Öğrencilerin İzlemesi Gereken Filmler-1
Bundan sonra sizlere her öğrencinin okul hayatı boyunca kesinlikle bir kere izlemesi gerektiğini düşündüğüm filmleri aktarmaya çalışacağım.
İlk filmimiz Ekim Düşü (İngilizce özgün adıyla October Sky), yönetmenliğini Joe Johnston’ın üstlendiği 1999 ABD yapımı biyografik film. Filmin başrollerini Jake Gyllenhaal, Chris Cooper ve Laura Dern paylaşmaktadır. Film bir madencinin oğlu olan Homer Hickam isimli bir gencin gerçek hikâyesine dayanmaktadır. Sovyet uydusu Sputnik 1in fırlatılışından çok etkilenen Homer’ın babasının karşı gelmesine rağmen amatör roket yapımı ile uğraşması ve sonunda bir NASA mühendisi olması sürecinde gerçekleşen olaylar anlatılmaktadır.
Görüp görebileceğiniz en ilham verici filmlerden biri. İzleyenlere umut etmeyi, odaklanmayı ve hayallerini gerçekleştirmek için gereken enerji ihtiyacını fazlasıyla veren bir film.
Filmde matematiğin ne kadar önemli olduğunu vurgulamasını izlemek bir matematikçi olarak beni ayrıca mutlu etti.
Başarı denilen olgunun özünün eğitim, toplum, kültür gibi çevresel faktörlerden ziyade bireyin kendisinden kaynaklandığını göstermesi bakımından dikkate alınması gereken bir film. Yani 16-17 yaşında çocuklar 1950’lerin Amerika’sında bir maden kasabasında yoksulluğa, baskıya, türlü olumsuzluklara rağmen Sputnik’ten ilham alıp roket yapmayı düşünebiliyor ve hatta bunu başarabiliyorlarsa bundan çıkarmamız gereken dersler var diye düşünüyorum. Bu film ve hikaye, Amerika’nın bireycilik ve bireysel başarı üzerinde temellendiğini çok açık bir şekilde anlatıyor. Ana karakter Homer Hickam, başlangıçta ailesi ve kurumsal-sosyal çevrelerden gelen ideolojik baskılara aldırmadan, kısmen öğretmeninin çabaları ve idolü Alman roketbilimci Wernher Von Braun imgesi sayesine projesini gerçekleştirip başarıya ulaşabiliyor. Esas vurucu olan nokta, bu başarıda sosyal çevre, eğitim kalitesi gibi üstyapı unsurlarının rolünün minimum seviyede olması. Filmin sonunda, ayrıca, elde edilen bireysel başarı sonucunda Homer’ın ailesi ve sosyal çevresinin tutumlarının olumlu yönde değiştiğine de tanıklık ediyoruz.

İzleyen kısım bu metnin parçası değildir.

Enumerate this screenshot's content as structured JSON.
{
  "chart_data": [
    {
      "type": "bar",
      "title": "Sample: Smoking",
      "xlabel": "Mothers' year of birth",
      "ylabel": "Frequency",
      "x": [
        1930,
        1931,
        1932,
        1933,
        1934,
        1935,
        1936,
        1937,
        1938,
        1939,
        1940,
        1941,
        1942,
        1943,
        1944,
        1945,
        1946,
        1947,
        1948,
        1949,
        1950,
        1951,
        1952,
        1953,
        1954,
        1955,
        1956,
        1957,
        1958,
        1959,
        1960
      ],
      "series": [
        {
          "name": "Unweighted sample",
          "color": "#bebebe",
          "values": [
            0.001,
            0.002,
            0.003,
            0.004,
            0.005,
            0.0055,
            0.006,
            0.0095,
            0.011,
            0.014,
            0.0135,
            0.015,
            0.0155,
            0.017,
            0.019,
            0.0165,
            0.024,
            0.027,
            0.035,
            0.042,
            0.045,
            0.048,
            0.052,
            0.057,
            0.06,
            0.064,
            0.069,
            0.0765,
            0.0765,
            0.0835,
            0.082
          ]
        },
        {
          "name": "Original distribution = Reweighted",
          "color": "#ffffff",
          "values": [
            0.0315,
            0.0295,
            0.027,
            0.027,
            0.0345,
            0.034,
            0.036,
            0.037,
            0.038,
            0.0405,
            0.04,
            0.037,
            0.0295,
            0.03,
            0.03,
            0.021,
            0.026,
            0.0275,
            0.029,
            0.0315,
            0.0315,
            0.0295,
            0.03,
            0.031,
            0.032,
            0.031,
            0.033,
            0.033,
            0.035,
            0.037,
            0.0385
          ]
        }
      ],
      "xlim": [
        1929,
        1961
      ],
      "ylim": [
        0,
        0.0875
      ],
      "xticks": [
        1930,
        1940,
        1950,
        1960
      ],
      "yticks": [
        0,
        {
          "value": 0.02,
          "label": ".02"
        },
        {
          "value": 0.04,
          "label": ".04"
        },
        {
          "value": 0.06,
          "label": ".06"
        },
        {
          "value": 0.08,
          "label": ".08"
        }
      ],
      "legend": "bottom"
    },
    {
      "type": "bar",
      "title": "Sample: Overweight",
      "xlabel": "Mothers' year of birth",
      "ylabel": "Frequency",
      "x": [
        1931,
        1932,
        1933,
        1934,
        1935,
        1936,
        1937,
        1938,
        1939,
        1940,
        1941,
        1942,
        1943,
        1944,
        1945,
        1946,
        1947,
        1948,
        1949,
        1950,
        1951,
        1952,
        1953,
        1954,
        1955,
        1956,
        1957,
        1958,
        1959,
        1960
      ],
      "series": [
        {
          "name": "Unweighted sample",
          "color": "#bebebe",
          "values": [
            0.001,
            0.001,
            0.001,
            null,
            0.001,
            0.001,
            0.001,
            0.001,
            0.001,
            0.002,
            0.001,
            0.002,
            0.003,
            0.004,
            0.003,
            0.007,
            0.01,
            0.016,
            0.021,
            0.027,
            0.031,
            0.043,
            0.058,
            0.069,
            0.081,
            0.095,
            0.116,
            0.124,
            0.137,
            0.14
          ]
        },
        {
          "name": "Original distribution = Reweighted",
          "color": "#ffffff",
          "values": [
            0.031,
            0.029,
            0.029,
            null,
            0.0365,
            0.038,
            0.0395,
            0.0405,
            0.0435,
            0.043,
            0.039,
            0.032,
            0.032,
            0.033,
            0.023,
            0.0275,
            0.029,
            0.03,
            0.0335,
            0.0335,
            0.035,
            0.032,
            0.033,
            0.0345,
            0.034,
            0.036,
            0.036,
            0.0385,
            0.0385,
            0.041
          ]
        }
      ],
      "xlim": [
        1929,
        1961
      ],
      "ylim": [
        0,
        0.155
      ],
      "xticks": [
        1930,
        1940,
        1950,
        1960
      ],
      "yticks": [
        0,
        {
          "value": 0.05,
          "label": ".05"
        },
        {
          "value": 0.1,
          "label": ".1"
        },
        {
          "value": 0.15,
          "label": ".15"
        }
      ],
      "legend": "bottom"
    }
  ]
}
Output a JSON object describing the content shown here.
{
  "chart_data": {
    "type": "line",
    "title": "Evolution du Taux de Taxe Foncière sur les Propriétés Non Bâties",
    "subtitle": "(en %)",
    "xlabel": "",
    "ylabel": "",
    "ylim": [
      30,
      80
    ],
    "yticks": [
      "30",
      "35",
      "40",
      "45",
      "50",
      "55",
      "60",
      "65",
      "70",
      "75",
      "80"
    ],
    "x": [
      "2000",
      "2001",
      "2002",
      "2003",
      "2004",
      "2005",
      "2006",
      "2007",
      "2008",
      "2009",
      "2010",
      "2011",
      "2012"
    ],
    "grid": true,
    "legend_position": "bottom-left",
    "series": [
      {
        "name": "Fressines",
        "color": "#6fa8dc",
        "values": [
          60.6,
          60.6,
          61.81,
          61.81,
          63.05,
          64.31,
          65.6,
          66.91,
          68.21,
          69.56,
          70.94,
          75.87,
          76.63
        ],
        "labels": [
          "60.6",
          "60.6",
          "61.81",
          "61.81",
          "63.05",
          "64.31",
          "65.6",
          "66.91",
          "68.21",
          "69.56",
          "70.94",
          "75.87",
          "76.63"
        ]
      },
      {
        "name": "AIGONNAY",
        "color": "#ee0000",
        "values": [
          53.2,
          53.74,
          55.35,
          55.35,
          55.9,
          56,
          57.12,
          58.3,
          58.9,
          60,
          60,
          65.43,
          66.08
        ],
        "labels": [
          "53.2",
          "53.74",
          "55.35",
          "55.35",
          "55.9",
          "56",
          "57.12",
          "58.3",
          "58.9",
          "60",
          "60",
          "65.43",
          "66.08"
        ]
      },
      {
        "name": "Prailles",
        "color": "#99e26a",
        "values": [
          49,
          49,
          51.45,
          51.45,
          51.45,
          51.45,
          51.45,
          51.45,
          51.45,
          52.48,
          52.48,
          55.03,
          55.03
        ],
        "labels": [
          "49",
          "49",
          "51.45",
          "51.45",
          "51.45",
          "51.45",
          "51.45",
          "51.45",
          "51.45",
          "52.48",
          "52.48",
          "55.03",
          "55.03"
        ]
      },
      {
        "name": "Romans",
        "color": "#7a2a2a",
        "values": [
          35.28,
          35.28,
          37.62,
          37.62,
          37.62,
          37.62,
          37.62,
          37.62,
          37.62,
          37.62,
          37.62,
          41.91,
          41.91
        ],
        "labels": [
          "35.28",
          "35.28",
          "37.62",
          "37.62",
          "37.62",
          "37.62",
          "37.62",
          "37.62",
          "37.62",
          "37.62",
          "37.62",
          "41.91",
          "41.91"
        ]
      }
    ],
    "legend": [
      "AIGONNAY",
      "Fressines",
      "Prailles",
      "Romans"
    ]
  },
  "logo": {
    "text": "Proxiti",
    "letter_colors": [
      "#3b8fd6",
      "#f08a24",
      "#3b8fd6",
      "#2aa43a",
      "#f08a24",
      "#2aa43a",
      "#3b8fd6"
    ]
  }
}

Geçmişe yönelik bir tahlil yaparsak bilimsel başarı ve ilerlemenin, sanatsal yetenekte olduğu gibi, bireyin kendisine mahsus öz karakter özellikleri ve yetenekleri ile vücut bulduğunu görmekteyiz. O nedenledir ki en muhafazakâr ve en az gelişmiş toplumlarda bile bu yeteneğe sahip insanlar bulunmaktadır. Öte yandan, bireysel başarının tıpkı bireysel refah örneğinde olduğu gibi netice itibariyle toplumda olumlu yönde tutum değişikliğine yol açtığı, bu sayede bir katalizör görevi üstlendiğini tespit ediyoruz. İlginç bir dipnot vereyim October Sky ismi, filme konu olan kitabın adının, rocket boys, harflerinin yer değiştirilmesiyle oluşturulmuş.